By Stephanie Brooks – AfricanBrains
According to an article written by the New Era, Namibian schools are preparing to provide free, compulsory education at the primary level. Though the country has professed free compulsory education for children aged 6 to 16 for the past decade; parents were still required to pay fees in order to send their children to school.
The decision was reached by Dr. Abraham Iyambo, who serves as the Minister of Education; and although the initiative has been received positively by educators and parents, the actual execution of the plan will be no easy task.
The implementation of the initiative will present challenges as 13 regions are restructured to include the new provisions. The Ministry has expressed that careful monitoring and planning will be needed to successfully support that transition and accommodate new students.

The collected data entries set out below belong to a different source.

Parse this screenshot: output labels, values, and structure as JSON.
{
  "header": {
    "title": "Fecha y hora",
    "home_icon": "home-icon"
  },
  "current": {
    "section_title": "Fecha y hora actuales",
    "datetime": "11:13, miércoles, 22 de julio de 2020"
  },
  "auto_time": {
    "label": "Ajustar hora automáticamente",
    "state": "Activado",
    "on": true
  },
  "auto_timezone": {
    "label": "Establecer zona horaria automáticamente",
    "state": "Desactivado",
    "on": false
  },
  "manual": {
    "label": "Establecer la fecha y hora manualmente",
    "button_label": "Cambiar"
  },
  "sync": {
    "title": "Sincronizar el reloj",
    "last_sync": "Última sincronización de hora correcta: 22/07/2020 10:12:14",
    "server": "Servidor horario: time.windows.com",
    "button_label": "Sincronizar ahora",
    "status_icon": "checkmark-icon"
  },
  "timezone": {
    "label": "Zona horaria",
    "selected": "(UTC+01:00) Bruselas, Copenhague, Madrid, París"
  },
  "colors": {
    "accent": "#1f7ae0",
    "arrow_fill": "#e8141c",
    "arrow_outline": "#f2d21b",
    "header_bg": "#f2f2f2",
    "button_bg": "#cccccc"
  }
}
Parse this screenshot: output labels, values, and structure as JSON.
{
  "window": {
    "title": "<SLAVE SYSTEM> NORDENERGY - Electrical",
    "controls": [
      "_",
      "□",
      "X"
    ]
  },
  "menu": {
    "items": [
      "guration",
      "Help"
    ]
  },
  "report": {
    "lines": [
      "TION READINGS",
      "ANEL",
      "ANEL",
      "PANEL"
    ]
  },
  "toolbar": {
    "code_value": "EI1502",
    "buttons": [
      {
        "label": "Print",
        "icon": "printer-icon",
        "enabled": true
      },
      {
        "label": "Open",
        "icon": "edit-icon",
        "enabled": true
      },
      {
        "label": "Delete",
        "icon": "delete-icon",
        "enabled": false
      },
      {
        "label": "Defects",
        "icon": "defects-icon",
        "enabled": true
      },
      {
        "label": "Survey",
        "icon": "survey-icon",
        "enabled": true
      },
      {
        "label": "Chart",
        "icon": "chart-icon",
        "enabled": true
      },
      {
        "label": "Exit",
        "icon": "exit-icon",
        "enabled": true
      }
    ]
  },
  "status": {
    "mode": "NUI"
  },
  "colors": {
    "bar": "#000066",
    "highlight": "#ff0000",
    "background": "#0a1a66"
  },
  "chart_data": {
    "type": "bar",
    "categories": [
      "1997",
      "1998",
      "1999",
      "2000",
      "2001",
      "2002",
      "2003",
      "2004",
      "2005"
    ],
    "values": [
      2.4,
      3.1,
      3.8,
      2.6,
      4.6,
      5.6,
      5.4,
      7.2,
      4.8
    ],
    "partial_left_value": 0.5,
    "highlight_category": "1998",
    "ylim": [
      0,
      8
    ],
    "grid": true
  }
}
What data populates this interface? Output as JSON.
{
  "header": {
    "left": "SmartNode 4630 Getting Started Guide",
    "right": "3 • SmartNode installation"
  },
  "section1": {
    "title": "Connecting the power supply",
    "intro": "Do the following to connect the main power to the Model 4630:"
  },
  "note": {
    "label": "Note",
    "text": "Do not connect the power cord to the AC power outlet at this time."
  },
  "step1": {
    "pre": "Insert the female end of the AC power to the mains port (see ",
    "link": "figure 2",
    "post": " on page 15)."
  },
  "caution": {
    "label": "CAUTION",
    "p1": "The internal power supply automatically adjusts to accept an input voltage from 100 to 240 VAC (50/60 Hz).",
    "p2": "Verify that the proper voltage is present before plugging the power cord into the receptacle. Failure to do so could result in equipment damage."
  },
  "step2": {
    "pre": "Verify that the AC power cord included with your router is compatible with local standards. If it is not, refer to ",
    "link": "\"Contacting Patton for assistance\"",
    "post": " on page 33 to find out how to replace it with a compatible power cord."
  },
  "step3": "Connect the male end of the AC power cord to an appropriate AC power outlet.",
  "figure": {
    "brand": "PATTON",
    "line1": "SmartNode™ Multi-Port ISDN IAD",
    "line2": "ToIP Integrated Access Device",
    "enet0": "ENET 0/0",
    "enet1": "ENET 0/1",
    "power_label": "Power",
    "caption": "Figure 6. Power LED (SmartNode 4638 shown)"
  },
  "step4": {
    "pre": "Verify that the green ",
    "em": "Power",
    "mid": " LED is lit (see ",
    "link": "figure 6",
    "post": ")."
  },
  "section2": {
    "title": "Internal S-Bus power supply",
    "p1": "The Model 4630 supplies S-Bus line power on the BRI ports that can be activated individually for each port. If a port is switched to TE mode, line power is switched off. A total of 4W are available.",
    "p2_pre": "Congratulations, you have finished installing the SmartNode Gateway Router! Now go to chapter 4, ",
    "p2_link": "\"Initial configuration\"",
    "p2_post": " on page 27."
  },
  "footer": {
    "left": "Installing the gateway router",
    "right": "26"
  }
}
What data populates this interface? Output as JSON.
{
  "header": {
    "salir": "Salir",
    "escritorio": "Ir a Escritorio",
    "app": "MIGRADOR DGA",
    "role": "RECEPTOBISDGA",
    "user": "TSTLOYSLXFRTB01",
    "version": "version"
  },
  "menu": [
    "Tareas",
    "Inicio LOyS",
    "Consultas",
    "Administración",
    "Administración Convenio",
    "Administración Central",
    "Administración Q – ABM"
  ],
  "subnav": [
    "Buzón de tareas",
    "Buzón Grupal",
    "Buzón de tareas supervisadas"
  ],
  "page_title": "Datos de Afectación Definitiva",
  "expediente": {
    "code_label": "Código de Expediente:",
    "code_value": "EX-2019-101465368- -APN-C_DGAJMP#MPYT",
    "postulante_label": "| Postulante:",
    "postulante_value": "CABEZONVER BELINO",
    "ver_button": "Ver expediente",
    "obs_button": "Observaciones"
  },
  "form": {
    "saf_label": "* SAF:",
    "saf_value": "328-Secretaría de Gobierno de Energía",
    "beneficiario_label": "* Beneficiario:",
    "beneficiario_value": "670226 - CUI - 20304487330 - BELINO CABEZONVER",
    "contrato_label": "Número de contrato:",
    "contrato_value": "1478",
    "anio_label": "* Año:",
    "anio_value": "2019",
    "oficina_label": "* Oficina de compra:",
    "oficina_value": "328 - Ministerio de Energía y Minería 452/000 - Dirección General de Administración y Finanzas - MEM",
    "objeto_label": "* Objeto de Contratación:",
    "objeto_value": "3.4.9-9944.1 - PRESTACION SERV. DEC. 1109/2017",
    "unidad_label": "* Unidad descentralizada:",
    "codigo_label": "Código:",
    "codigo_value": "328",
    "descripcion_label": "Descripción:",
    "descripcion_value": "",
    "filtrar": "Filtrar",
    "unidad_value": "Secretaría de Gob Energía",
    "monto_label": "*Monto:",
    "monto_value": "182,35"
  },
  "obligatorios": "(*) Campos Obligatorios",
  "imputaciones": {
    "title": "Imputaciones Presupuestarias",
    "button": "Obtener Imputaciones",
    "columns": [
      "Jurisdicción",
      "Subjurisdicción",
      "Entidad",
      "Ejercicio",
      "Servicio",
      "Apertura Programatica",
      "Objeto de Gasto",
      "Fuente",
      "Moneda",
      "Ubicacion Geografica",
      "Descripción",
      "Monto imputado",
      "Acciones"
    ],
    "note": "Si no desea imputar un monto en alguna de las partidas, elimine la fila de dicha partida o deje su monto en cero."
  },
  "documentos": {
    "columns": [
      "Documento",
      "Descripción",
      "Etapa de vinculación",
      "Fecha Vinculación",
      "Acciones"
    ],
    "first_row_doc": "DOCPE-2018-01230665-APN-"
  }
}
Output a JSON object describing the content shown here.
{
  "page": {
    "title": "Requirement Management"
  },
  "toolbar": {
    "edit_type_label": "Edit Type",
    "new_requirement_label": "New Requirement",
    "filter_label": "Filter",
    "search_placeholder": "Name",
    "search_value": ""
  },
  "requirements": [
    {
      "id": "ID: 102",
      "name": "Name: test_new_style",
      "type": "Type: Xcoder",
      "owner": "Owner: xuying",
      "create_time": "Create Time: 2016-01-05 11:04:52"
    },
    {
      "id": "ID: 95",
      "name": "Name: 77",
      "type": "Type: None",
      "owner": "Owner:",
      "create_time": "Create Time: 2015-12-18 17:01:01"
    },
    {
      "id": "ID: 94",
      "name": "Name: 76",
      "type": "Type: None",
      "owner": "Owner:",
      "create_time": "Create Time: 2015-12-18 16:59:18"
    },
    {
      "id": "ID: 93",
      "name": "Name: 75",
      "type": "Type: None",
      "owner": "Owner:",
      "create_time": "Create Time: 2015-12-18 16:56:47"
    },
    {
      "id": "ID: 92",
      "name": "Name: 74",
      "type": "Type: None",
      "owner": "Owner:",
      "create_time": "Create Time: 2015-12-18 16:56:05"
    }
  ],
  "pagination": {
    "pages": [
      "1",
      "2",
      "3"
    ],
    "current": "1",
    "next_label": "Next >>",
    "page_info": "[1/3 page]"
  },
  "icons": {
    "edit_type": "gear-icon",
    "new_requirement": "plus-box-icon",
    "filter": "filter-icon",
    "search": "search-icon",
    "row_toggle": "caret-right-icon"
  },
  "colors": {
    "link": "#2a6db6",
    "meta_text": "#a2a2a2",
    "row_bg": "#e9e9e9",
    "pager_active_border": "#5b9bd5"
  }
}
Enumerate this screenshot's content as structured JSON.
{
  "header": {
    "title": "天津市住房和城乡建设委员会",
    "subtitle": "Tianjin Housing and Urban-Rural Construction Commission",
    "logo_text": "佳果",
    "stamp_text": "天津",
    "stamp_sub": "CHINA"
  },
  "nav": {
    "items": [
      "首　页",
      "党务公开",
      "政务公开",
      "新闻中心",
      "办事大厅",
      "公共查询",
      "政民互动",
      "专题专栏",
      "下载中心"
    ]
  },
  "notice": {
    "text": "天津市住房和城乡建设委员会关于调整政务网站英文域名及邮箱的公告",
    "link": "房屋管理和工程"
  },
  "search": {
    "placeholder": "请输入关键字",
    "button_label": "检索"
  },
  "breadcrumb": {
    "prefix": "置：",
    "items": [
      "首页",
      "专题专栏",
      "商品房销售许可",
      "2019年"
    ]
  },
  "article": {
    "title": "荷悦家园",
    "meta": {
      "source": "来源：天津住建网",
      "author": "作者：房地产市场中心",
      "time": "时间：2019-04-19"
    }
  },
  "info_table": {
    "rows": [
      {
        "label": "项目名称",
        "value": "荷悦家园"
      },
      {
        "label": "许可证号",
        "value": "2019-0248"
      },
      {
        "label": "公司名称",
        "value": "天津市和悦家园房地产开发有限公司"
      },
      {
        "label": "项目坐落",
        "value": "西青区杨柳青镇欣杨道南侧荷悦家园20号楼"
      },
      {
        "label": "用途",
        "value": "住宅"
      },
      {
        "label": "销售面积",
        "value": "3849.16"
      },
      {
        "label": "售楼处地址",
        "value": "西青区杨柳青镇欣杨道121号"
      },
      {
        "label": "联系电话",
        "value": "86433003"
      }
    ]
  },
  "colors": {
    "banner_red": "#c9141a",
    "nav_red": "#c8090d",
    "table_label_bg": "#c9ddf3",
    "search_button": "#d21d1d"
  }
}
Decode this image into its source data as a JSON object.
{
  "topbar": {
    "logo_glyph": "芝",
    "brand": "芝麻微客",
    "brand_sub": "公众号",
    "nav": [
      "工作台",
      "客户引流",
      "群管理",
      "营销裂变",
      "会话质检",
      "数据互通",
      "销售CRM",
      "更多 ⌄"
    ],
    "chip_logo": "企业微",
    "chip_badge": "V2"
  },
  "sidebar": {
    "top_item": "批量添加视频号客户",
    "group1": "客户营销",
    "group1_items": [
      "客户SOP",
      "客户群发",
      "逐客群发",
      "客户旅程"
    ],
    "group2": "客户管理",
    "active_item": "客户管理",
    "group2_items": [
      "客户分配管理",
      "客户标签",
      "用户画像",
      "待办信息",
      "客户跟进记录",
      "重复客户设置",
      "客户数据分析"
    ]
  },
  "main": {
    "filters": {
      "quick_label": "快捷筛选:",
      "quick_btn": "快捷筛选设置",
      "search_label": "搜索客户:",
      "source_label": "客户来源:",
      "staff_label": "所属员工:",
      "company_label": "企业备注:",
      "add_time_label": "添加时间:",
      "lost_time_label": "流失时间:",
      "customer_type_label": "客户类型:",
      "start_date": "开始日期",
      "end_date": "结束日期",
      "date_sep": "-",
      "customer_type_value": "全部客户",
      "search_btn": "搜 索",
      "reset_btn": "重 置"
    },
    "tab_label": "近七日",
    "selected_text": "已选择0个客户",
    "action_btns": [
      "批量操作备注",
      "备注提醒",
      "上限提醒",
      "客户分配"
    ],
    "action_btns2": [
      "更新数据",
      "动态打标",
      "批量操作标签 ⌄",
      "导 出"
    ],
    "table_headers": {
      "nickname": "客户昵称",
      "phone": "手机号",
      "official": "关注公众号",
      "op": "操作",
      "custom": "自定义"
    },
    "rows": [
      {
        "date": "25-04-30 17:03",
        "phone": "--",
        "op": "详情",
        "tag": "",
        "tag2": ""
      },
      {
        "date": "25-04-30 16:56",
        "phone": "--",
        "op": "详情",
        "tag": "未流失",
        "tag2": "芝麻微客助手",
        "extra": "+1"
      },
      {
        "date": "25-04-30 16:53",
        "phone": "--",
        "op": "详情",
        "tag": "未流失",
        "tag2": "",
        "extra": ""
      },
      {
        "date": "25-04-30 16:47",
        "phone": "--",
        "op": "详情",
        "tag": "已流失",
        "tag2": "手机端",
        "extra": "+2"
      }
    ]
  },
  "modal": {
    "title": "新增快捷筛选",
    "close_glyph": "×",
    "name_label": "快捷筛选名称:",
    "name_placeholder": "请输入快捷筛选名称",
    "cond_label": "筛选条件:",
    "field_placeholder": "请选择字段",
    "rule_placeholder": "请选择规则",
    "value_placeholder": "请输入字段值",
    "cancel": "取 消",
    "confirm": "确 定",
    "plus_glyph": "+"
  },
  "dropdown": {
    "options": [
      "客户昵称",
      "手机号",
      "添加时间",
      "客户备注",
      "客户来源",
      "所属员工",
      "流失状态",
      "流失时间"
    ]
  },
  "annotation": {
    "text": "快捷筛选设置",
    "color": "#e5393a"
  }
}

Namibia’s education system currently relies largely on parent contributions to fund supplies and activities, and there are concerns that the N$50 million allocated for the current school year will not be enough to support the influx of students that will respond to free education.
Schools will still be required to generate funds and operate on some level of self-sustainability, whether through parent contributions or assistance from private companies. However, most Namibians are willing to invest in learning institutions, and free education holds the potential to transform poor, vulnerable children into productive adults.
In fact, next year the Ministry of Education will receive N$9.8 billion, almost 24 percent of the nation’s entire budget. This financial focus on education is planned to continue for three years, a target date that will coincide with the international community’s deadline for achieving universal primary education.